The migraines and the fainting were much worse with this second pregnancy, my Obstetrics consultant said to me that the migraines were probably due to an oestrogen intolerance (but I’m a girl?!) which actually did make some sense as I am unable to take the pill due to migraines and had an unfortunate incident with the Mirena coil which we won’t go into just now.

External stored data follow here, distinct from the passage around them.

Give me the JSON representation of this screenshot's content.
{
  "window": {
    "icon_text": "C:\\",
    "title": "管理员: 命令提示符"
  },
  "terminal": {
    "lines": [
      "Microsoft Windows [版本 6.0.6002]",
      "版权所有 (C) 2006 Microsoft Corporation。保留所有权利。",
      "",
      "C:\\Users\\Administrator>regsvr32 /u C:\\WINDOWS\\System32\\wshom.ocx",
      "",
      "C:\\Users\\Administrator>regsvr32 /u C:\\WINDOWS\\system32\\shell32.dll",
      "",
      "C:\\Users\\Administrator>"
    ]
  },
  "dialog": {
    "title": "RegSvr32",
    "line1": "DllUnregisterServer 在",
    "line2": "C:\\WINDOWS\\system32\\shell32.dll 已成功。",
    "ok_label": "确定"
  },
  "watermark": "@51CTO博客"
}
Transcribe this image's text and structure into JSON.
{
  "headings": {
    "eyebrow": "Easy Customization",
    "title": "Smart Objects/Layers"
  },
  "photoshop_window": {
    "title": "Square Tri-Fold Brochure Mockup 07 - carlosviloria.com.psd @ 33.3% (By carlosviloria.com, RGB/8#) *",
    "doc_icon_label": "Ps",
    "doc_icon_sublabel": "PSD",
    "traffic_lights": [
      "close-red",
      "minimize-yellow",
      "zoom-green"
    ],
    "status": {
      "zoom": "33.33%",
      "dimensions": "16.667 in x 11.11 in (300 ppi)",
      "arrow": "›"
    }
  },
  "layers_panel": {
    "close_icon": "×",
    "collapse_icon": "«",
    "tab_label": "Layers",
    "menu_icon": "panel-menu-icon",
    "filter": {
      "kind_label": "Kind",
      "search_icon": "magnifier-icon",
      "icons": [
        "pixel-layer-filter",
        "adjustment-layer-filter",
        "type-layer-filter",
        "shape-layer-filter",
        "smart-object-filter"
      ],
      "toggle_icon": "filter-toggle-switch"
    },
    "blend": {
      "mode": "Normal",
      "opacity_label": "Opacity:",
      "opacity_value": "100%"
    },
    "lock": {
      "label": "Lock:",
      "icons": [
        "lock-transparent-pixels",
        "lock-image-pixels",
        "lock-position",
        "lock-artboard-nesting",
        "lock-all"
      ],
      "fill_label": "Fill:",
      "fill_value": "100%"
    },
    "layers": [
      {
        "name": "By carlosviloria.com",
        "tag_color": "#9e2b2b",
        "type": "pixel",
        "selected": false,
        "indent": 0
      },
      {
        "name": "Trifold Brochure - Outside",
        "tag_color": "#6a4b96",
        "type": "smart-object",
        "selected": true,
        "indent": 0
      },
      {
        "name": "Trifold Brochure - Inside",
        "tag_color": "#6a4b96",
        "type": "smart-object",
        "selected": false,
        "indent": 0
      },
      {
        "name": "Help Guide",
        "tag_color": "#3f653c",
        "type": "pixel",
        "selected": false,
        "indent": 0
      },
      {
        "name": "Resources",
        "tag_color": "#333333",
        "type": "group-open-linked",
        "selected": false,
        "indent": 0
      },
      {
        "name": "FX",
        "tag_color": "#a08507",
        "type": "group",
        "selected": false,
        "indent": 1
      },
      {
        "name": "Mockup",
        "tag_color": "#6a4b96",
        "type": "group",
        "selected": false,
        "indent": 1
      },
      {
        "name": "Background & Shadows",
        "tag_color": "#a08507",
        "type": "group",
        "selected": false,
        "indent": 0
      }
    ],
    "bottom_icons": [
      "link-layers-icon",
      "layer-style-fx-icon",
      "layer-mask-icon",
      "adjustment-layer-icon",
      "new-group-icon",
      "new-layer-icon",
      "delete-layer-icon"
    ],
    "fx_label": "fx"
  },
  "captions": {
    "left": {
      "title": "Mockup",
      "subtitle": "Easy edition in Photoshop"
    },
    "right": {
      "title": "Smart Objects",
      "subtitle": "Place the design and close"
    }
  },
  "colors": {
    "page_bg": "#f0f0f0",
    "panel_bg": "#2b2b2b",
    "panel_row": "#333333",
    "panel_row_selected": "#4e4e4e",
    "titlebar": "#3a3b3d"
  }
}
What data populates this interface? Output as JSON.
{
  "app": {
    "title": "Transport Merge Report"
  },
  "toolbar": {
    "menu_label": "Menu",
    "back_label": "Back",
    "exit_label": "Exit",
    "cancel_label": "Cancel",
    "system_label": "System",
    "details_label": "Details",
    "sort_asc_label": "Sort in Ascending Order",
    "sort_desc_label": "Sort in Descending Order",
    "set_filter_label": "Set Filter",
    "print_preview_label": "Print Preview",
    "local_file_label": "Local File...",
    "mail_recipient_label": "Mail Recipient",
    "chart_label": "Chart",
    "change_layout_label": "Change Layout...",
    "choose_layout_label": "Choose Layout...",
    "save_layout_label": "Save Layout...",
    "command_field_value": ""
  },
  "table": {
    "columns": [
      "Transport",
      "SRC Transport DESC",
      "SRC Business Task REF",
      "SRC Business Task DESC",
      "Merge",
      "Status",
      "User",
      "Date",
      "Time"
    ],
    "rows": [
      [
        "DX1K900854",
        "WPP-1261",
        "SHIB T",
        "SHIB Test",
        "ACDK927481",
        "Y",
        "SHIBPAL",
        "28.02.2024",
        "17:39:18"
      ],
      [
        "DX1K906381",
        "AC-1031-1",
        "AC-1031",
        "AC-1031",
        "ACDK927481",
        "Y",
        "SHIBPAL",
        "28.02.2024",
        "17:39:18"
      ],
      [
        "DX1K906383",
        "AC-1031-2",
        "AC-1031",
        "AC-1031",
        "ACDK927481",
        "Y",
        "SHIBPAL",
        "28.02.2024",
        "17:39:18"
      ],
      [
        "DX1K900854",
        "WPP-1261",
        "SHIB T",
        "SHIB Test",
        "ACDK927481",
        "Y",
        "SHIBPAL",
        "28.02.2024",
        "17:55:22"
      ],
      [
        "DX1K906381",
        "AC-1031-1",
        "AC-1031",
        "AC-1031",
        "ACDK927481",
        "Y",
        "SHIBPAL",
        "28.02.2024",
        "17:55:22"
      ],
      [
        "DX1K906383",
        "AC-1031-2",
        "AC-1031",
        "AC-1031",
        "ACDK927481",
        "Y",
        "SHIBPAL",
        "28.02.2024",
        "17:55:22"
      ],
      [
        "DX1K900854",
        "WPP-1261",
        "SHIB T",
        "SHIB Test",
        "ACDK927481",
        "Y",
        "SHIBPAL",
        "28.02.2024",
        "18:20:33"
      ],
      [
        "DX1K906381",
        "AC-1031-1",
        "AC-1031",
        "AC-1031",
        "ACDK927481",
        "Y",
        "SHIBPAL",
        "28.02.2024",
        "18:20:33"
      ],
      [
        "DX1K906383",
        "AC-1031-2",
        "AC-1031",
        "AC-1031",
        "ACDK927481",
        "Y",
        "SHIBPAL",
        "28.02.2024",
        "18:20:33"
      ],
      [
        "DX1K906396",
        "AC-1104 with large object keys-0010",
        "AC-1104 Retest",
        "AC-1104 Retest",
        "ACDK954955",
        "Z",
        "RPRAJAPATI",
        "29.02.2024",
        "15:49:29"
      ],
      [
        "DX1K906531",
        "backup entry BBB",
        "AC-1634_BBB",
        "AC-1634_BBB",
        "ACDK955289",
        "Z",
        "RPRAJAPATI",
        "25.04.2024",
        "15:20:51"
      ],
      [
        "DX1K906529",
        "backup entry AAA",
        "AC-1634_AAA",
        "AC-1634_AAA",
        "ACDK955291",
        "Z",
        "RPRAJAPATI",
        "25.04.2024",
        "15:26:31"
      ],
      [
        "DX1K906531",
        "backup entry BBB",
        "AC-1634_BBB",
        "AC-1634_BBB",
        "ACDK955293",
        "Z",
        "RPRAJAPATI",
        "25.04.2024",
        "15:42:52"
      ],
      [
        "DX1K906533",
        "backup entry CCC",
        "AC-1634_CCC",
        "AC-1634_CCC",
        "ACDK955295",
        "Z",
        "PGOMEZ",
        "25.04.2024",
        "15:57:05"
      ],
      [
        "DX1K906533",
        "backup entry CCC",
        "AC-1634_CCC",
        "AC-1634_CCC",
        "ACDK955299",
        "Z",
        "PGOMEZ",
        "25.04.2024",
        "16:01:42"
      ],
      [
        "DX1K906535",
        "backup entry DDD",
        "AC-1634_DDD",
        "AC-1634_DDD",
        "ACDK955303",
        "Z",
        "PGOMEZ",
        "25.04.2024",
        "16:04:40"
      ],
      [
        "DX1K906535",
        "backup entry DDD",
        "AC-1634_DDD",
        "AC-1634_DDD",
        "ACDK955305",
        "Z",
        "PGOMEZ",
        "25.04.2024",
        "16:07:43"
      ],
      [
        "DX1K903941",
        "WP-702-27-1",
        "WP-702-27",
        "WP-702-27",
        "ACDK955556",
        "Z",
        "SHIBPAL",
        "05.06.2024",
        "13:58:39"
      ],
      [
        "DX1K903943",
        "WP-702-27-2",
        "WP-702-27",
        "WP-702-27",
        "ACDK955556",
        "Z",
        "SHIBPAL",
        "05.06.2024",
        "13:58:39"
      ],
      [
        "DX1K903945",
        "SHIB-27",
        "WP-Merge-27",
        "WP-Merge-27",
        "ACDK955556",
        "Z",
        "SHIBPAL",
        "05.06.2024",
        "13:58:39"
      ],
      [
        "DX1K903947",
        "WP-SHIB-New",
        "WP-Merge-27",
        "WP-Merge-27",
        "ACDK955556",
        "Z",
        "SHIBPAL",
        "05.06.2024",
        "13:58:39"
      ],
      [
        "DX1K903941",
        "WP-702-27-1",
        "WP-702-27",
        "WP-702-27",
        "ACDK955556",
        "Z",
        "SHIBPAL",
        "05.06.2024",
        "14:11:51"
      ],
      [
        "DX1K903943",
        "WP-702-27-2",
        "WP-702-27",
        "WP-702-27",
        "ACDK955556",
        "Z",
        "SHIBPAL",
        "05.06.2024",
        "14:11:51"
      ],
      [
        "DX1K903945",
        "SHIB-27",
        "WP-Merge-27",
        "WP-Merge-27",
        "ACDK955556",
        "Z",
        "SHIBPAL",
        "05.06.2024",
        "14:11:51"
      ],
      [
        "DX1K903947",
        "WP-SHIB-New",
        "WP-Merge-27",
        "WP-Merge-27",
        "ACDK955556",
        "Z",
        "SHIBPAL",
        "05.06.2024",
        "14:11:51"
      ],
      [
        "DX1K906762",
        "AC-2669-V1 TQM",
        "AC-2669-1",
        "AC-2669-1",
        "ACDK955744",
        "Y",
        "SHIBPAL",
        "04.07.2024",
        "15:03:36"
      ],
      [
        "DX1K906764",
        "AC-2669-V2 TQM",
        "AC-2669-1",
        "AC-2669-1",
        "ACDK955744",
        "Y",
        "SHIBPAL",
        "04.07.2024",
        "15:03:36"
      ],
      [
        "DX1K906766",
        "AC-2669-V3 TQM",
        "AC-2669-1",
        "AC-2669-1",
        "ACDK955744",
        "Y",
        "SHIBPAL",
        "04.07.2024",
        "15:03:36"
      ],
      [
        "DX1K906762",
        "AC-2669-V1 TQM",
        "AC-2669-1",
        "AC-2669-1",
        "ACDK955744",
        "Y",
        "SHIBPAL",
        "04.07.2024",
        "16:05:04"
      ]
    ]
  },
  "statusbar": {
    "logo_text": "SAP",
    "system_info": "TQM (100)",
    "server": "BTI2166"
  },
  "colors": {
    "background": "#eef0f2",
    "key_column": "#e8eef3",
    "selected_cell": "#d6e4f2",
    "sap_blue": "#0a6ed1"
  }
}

The fainting proved to be a very difficult issue as I had an active one year old to look after and so wasn’t in a position to ‘rest and relax’ as I was often advised to do – I fainted each and every single time that I went shopping. If there was more than one person in front of me in a queue I knew I would faint – I once fainted in a shop and in the split second before I passed out I managed to fall sideways in order to avoid my bump and my baby in the pram – this resulted in a tyre mark bruise across my stomach as I caught the pram wheel. That occasion sticks in my mind because no one helped me. When I came round I got myself up and left the shop, cried all the way home with a banged head and a terrifying bruise on my tummy.

This prompted a visit to see my consultant who said they were ‘simple faints’, probably exasperated by low blood sugar but mainly due to low blood pressure. He suggested drinking more water, sleeping with my legs fractionally higher than my head, wearing support stockings and sitting with my feet up as much as possible.

For the diabetes itself I had to follow a basically good diet, concentrating on low sugar foods and low GI foods. I soon found that some unexpected foods sent my blood sugar sky high – things like white bread and orange juice for example sent my readings higher than coca cola! However I also found that by swopping types of food – white bread for english muffins or crumpets I was able to eat things I liked without upsetting my blood sugar.